"A crowd estimated at 250,000" in St.Peters Square witnessed the Pope make Mother Teresa a saint, said the news media. How accurate was this figure? I've wondered about this kind of reporting since discovering that in Washington, D.C., where I live, protest marches were typically reported as being about twice as large as they actually were.

A photograph of the beatification ceremony published in the Washington Post provided an unusual opportunity to confirm the reported number, first because of the level of detail it shows, and second because maps of the area are available to use in correcting for the foreshortening distortion in the picture. I conclude that there are about 105,000 people shown in the photograph, or less than one half the number handed down to us by the press. Below, I show step by step how I arrived at that figure.

Scanned-in photo from the print edition of the Washington Post, Oct. 20, 2003. (The counting for the estimate was made using the print version.) Full-resolution image .
A section of the audience within the white rectangle is seated in an array of about 20 columns across and 40 rows deep. ( Enlarged detail . If we conservatively use 1000 as the number of people within the rectangle...
...and multiply by ten, the number of similar sections within the foreground area bounded by the white line in this photo...
...then there appears to be 10,000 people in an area that we can relate to the total area of St. Peter's Square using this diagram. The area is within the black trapezoid. Using a Full size image, some tracing paper and graph paper, we can determine that it is about one eighth...

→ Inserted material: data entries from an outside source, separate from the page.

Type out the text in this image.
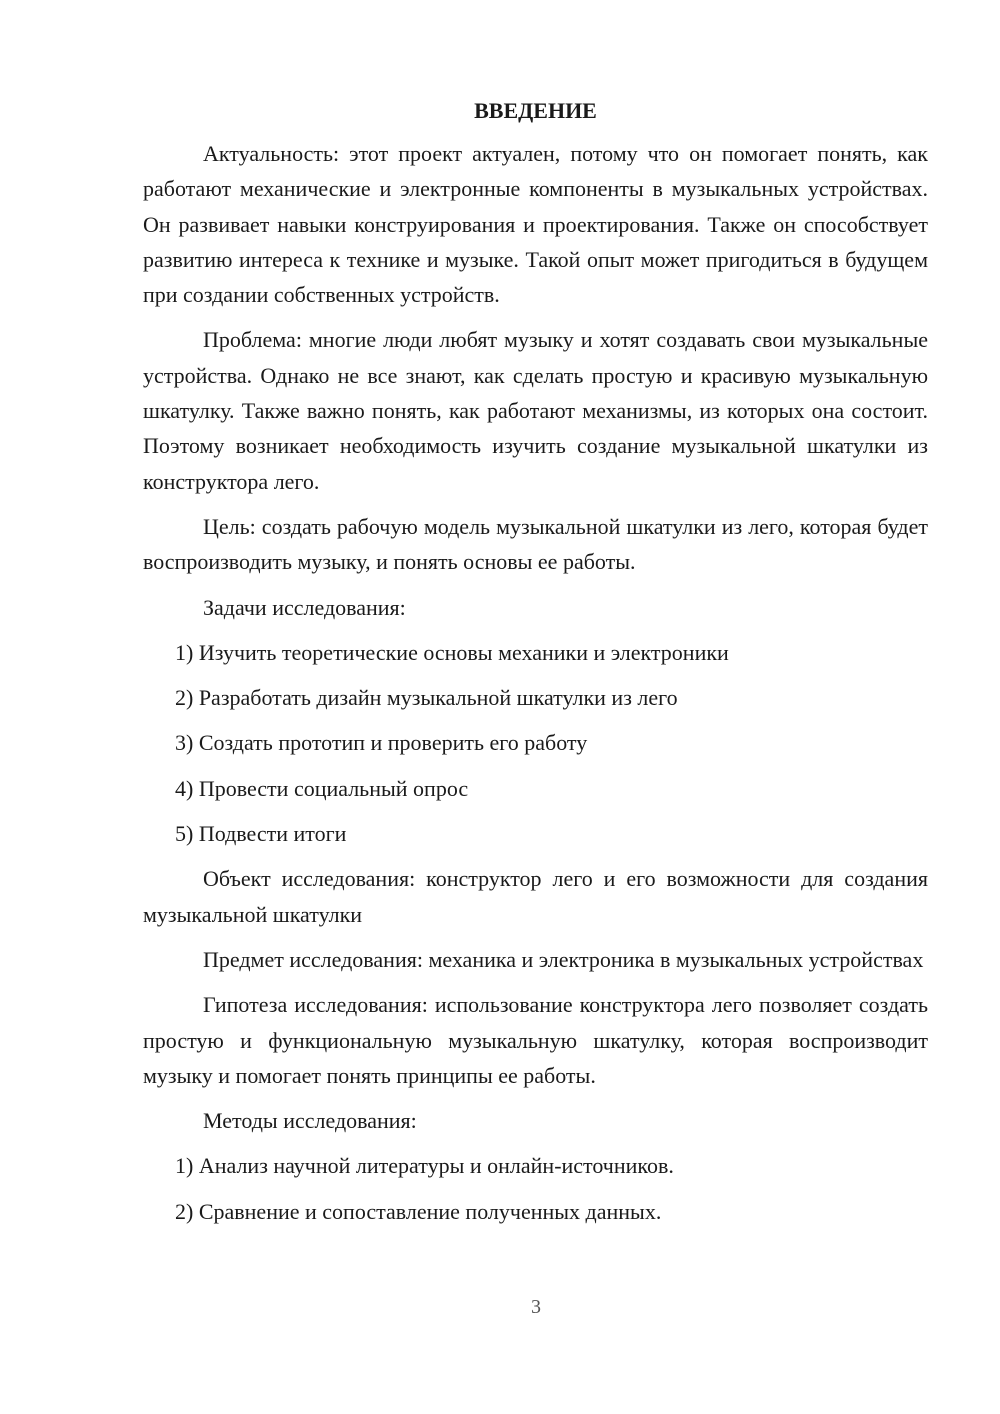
ВВЕДЕНИЕ

Актуальность: этот проект актуален, потому что он помогает понять, как работают механические и электронные компоненты в музыкальных устройствах. Он развивает навыки конструирования и проектирования. Также он способствует развитию интереса к технике и музыке. Такой опыт может пригодиться в будущем при создании собственных устройств.

Проблема: многие люди любят музыку и хотят создавать свои музыкальные устройства. Однако не все знают, как сделать простую и красивую музыкальную шкатулку. Также важно понять, как работают механизмы, из которых она состоит. Поэтому возникает необходимость изучить создание музыкальной шкатулки из конструктора лего.

Цель: создать рабочую модель музыкальной шкатулки из лего, которая будет воспроизводить музыку, и понять основы ее работы.

Задачи исследования:

1) Изучить теоретические основы механики и электроники
2) Разработать дизайн музыкальной шкатулки из лего
3) Создать прототип и проверить его работу
4) Провести социальный опрос
5) Подвести итоги

Объект исследования: конструктор лего и его возможности для создания музыкальной шкатулки

Предмет исследования: механика и электроника в музыкальных устройствах

Гипотеза исследования: использование конструктора лего позволяет создать простую и функциональную музыкальную шкатулку, которая воспроизводит музыку и помогает понять принципы ее работы.

Методы исследования:

1) Анализ научной литературы и онлайн-источников.
2) Сравнение и сопоставление полученных данных.
3
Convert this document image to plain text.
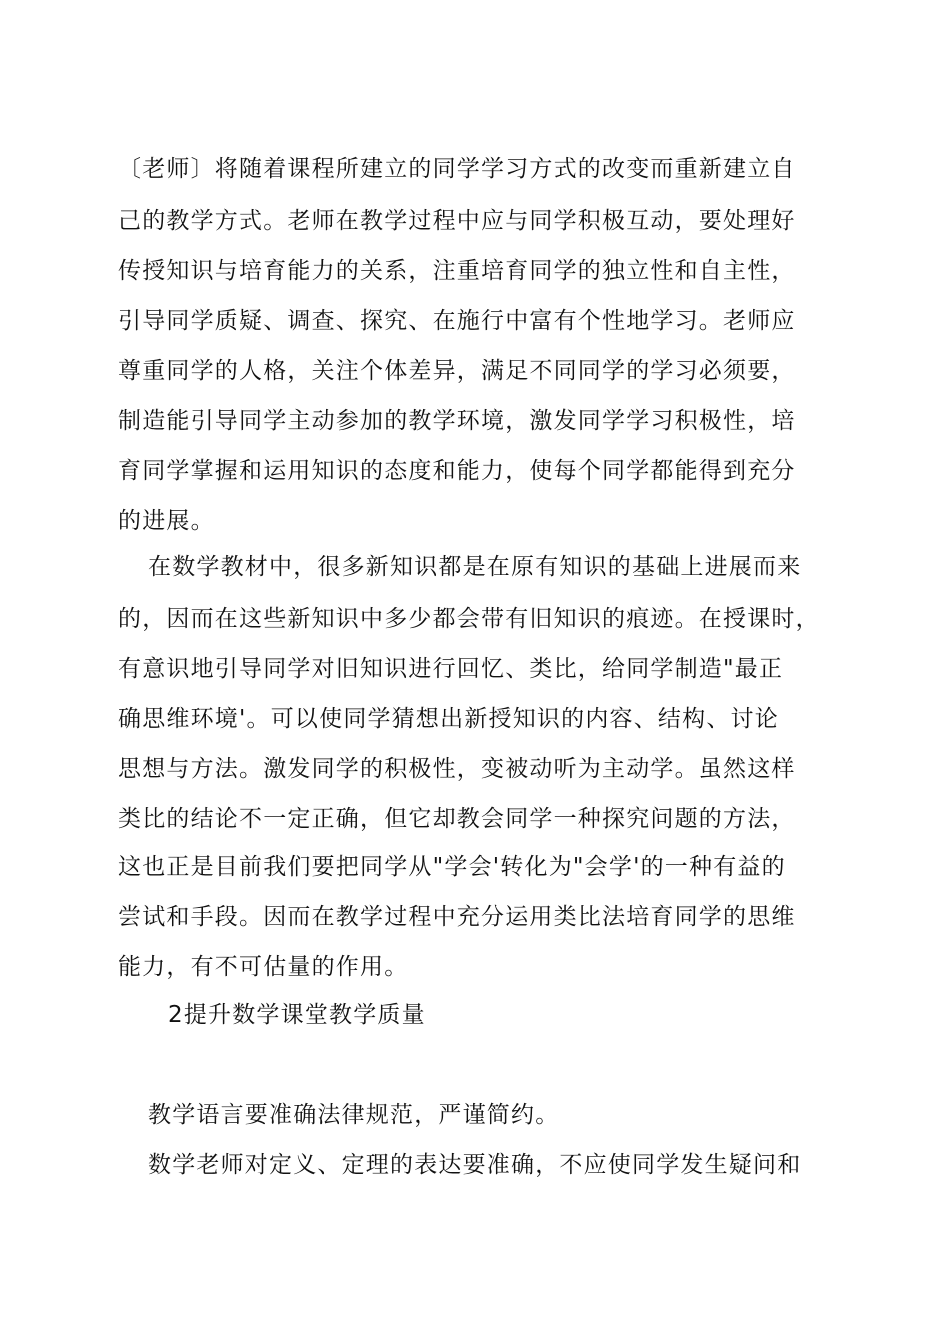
〔老师〕将随着课程所建立的同学学习方式的改变而重新建立自
己的教学方式。老师在教学过程中应与同学积极互动，要处理好
传授知识与培育能力的关系，注重培育同学的独立性和自主性，
引导同学质疑、调查、探究、在施行中富有个性地学习。老师应
尊重同学的人格，关注个体差异，满足不同同学的学习必须要，
制造能引导同学主动参加的教学环境，激发同学学习积极性，培
育同学掌握和运用知识的态度和能力，使每个同学都能得到充分
的进展。
在数学教材中，很多新知识都是在原有知识的基础上进展而来
的，因而在这些新知识中多少都会带有旧知识的痕迹。在授课时，
有意识地引导同学对旧知识进行回忆、类比，给同学制造"最正
确思维环境'。可以使同学猜想出新授知识的内容、结构、讨论
思想与方法。激发同学的积极性，变被动听为主动学。虽然这样
类比的结论不一定正确，但它却教会同学一种探究问题的方法，
这也正是目前我们要把同学从"学会'转化为"会学'的一种有益的
尝试和手段。因而在教学过程中充分运用类比法培育同学的思维
能力，有不可估量的作用。
2提升数学课堂教学质量
教学语言要准确法律规范，严谨简约。
数学老师对定义、定理的表达要准确，不应使同学发生疑问和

...of the area within the white line in this image. Therefore there are about 80,000 people within St. Pater's Square. It remains to determine the area in the rear beyond the square. Assuming that the windows in the side buildings are spaced the same as those in the building going across, we can estimate that it has an area large enough to contain an additional 25,000 people. Therefore this photo shows a crowd of about 105,000.